Search code examples
elasticsearchlogstashkibanaelastic-stacklogstash-grok

Grok pattern for data separated by pipe with whitespaces and optional values in it


I have a textfile/logfile in which the values are separated by a pipe symbol. "|" with multiple whitespaces.

Also I just wanted to try it without gsub.

An example is below,

Does anyone know how to write a GROK pattern to extract it for logstash? as I am very new to it. Thanks in advance

5000|       |       |applicationLog     |ClientLog      |SystemLog      |Green      |       |2014-01-07 11:58:48.76948      |12345 (0x1224)|1) Error 2)Sample Log | Configuration Manager

Solution

  • Since the number of | are inconsistent between different words, you can match it with .*? and extract rest of the data as predefined grok pattern

    %{NUMBER:num}.*?%{WORD:2nd}.*?%{WORD:3rd}.*?%{WORD:4th}.*?%{WORD:5th}.*?%{TIMESTAMP_ISO8601}
    

    which will give you,

    {
      "num": [
        [
          "5000"
        ]
      ],
      "BASE10NUM": [
        [
          "5000"
        ]
      ],
      "2nd": [
        [
          "applicationLog"
        ]
      ],
      "3rd": [
        [
          "ClientLog"
        ]
      ],
      "4th": [
        [
          "SystemLog"
        ]
      ],
      "5th": [
        [
          "Green"
        ]
      ],
      "TIMESTAMP_ISO8601": [
        [
          "2014-01-07 11:58:48.76948"
        ]
      ],
      "YEAR": [
        [
          "2014"
        ]
      ],
      "MONTHNUM": [
        [
          "01"
        ]
      ],
      "MONTHDAY": [
        [
          "07"
        ]
      ],
      "HOUR": [
        [
          "11",
          null
        ]
      ],
      "MINUTE": [
        [
          "58",
          null
        ]
      ],
      "SECOND": [
        [
          "48.76948"
        ]
      ],
      "ISO8601_TIMEZONE": [
        [
          null
        ]
      ]
    }
    

    You can test it at online grok debugger.
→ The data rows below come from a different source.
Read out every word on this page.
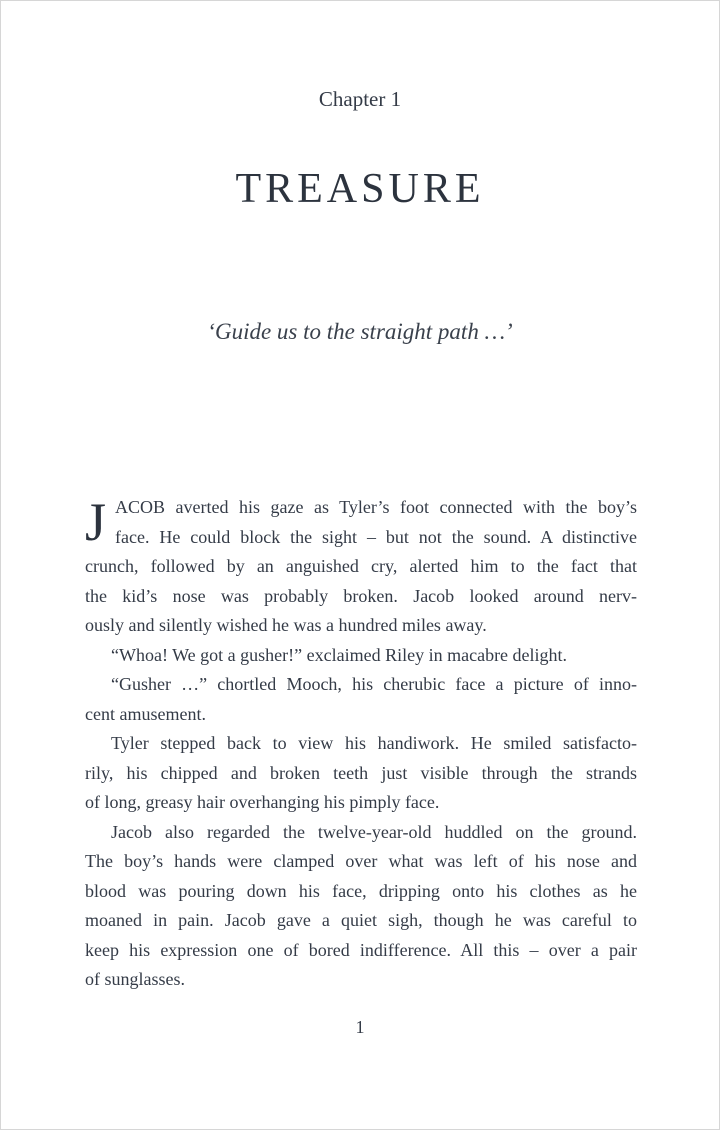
Chapter 1
TREASURE
‘Guide us to the straight path …’
J ACOB averted his gaze as Tyler’s foot connected with the boy’s
face. He could block the sight – but not the sound. A distinctive
crunch, followed by an anguished cry, alerted him to the fact that
the kid’s nose was probably broken. Jacob looked around nerv-
ously and silently wished he was a hundred miles away.
“Whoa! We got a gusher!” exclaimed Riley in macabre delight.
“Gusher …” chortled Mooch, his cherubic face a picture of inno-
cent amusement.
Tyler stepped back to view his handiwork. He smiled satisfacto-
rily, his chipped and broken teeth just visible through the strands
of long, greasy hair overhanging his pimply face.
Jacob also regarded the twelve-year-old huddled on the ground.
The boy’s hands were clamped over what was left of his nose and
blood was pouring down his face, dripping onto his clothes as he
moaned in pain. Jacob gave a quiet sigh, though he was careful to
keep his expression one of bored indifference. All this – over a pair
of sunglasses.
1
    Since you are new to grok you might want to read, grok filter plugin basics

    If you can, I'd suggest you to also have a look in dissect filter which is faster and efficient than grok,

    The Dissect filter is a kind of split operation. Unlike a regular split operation where one delimiter is applied to the whole string, this operation applies a set of delimiters to a string value. Dissect does not use regular expressions and is very fast. However, if the structure of your text varies from line to line then Grok is more suitable. There is a hybrid case where Dissect can be used to de-structure the section of the line that is reliably repeated and then Grok can be used on the remaining field values with more regex predictability and less overall work to do.